Manfred Haupt und herrenlose 8,5 Mio. Dollar

Heute erhielt ich mal wieder Spam, der allgemein unter dem Stichwort Nigeria Connection beschrieben wird. Die Masche ist dabei immer wieder ähnlich: Irgendeine Person mit dem gleichen Nachnamen ist angeblich irgendwo im Ausland verstorben und hat Geld auf einem Konto hinterlassen. Da es keine Angehörigen gibt, bietet dann ein angeblicher Anwalt, Bankangestellter, Vermögensverwalter oder was sich sonst so an einschlägigen Berufen tummelt an, sich das Geld zu teilen.

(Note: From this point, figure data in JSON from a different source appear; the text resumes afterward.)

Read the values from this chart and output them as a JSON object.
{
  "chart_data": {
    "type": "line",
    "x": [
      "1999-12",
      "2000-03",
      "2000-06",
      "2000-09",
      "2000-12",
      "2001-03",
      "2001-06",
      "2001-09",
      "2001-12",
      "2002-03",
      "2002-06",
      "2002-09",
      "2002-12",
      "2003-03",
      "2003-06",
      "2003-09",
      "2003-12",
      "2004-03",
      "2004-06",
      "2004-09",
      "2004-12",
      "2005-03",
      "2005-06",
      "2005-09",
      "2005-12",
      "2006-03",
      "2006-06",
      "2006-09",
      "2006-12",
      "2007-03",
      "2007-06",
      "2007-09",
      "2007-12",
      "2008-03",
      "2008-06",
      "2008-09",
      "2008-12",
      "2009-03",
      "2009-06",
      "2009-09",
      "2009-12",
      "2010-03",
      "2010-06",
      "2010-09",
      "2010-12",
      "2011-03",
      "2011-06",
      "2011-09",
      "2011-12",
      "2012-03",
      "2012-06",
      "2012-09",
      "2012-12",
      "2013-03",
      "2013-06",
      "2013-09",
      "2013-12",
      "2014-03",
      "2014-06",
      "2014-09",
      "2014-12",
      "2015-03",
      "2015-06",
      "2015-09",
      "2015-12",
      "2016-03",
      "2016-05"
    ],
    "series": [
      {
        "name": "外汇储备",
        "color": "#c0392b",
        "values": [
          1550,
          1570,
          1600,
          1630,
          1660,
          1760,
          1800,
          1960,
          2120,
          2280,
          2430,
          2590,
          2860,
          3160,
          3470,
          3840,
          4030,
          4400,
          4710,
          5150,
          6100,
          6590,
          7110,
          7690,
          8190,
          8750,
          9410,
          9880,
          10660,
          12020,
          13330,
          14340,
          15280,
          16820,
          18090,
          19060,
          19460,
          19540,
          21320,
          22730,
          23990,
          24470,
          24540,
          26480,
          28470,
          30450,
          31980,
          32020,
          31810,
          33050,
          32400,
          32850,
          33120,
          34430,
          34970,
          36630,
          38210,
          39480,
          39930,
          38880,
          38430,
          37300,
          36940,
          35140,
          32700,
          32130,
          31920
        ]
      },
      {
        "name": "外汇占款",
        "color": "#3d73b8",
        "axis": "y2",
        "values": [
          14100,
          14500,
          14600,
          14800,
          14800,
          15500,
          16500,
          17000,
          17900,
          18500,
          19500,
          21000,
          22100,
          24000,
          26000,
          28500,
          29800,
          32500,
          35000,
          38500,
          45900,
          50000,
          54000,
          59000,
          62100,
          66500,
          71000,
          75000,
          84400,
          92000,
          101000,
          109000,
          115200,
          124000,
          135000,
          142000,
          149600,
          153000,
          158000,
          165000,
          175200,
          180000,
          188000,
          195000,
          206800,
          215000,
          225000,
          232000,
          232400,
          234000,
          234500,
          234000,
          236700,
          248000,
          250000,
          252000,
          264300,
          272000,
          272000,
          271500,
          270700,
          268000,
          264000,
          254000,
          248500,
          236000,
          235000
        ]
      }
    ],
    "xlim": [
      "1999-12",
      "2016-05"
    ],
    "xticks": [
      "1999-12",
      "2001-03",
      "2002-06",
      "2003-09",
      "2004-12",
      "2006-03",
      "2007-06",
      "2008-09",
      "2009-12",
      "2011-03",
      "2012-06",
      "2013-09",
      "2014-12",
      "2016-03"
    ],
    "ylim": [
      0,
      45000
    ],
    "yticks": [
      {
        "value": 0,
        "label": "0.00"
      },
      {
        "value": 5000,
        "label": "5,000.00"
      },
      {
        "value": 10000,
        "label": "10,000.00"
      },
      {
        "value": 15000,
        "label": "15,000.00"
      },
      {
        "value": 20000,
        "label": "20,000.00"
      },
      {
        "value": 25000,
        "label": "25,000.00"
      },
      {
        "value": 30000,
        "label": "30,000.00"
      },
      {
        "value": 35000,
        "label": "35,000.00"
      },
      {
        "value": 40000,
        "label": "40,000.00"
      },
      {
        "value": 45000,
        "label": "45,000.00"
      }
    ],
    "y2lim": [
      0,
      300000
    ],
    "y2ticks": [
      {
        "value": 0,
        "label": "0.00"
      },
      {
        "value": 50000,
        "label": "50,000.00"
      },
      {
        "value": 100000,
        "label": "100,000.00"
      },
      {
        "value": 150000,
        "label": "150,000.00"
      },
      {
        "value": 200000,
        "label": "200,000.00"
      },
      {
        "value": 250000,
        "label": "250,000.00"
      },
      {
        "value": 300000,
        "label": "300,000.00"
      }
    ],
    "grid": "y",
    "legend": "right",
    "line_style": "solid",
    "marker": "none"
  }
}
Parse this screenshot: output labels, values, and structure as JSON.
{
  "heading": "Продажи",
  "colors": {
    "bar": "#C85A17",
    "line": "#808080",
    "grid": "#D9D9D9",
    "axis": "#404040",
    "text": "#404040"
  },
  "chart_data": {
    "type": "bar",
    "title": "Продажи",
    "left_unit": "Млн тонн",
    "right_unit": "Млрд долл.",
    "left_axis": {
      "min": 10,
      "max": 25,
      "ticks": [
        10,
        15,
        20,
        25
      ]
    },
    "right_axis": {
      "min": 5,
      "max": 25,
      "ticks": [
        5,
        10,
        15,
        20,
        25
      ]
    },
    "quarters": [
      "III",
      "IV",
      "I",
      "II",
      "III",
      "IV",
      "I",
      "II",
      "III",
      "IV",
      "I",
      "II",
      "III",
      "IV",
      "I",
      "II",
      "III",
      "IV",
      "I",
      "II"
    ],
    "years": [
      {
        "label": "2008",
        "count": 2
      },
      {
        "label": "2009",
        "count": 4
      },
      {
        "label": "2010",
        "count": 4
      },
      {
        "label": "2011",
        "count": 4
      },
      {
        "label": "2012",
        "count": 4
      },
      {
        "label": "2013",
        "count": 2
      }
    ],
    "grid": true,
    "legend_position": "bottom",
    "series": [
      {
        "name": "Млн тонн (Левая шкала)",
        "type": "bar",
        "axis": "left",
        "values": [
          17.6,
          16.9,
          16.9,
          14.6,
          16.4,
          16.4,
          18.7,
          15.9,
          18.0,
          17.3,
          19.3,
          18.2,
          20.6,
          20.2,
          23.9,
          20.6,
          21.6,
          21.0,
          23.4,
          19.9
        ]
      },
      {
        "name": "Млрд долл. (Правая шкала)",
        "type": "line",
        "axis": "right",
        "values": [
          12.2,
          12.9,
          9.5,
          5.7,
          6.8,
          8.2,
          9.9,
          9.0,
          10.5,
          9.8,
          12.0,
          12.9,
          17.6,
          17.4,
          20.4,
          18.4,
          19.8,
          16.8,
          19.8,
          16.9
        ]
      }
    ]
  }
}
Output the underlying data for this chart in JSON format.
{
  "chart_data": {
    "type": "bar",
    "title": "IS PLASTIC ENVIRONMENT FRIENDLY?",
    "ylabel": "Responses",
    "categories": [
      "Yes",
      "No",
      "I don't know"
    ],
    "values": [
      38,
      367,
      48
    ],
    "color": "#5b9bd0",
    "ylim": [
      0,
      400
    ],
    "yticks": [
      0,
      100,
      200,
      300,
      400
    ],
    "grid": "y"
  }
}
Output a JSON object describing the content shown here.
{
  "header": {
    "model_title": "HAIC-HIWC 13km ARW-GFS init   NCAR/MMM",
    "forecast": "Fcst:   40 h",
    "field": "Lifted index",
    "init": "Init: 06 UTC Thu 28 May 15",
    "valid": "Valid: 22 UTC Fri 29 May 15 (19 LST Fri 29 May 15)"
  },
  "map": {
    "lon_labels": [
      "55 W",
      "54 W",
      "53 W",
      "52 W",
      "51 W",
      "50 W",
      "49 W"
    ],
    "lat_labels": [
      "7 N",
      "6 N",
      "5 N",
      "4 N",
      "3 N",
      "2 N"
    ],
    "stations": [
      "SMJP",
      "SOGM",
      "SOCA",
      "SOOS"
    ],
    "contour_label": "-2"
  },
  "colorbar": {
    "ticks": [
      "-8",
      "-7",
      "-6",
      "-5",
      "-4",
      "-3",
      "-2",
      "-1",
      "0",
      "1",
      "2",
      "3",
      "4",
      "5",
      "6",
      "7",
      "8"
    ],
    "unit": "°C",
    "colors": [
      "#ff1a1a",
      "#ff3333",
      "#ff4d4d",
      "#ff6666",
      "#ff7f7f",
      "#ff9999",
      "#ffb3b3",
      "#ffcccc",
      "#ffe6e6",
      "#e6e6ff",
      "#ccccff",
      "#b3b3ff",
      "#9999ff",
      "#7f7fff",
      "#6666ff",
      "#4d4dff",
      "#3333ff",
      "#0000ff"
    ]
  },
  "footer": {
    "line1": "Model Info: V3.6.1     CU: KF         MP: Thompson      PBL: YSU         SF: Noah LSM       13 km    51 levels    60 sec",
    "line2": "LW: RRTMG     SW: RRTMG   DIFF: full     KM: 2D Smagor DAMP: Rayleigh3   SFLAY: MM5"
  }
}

Damit man sich das Geld teilen kann, muss sich die von der Nigeria Connection angeschriebene Person als Verwandter des angeblich Verstorbenen – hier ein angeblicher Manfred Haupt, der 8,5 Mio. US-Dollar hinterlassen haben soll – ausgeben.

ADRIANA GARCIA PEREZ ABOGADO

Carrer Aribau, 196, 08036 Barcelona (Spain)

Sehr geehrter Joerg Haupt

Als erstes, moechte ich Sie um Ihr Vertrauen in dieser Transaktion bitten, diese ist voellig vertraulich und streng geheim. Doch ich weiß, dass eine Transaktion in dieser Groeße, jeden besorgt und beunruhigt machen kann, aber ich versichere Ihnen, das am Ende alles gut laufen wird. Ich werde anfangen, indem ich mich anstaendig vorstelle. Es wird Sie sicherlich ueberraschen diesen Brief zu erhalten, da wir vorher keine Absprache hatten. Mein Name ist Frau. Adriana Garcia Perez, die Anwaeltin des verstorbenen Herrn Ing. Manfred Haupt.

Bevor Herr Manfred Haupt starb, hat er die Summe von $ 8.5 Mio. (Acht Mio und fuenfhundert Tausend US-Dollar) mit einer Sicherheitsfirma hier in Spanien hintergelassen. Aus Gruenden der Sicherheit hat er den Inhalt, in einem hinterlegten Schliessfach der Sicherheitsfirma, nicht bekannt gemacht. Der Sicherheitsdienst hat mich nun beauftragt, einem Familienmitglied, Erben und Beguenstigten einen Anspruch auf dieses Schließfach zu praesentieren, bevor er das Schließfach beschlagnahmt.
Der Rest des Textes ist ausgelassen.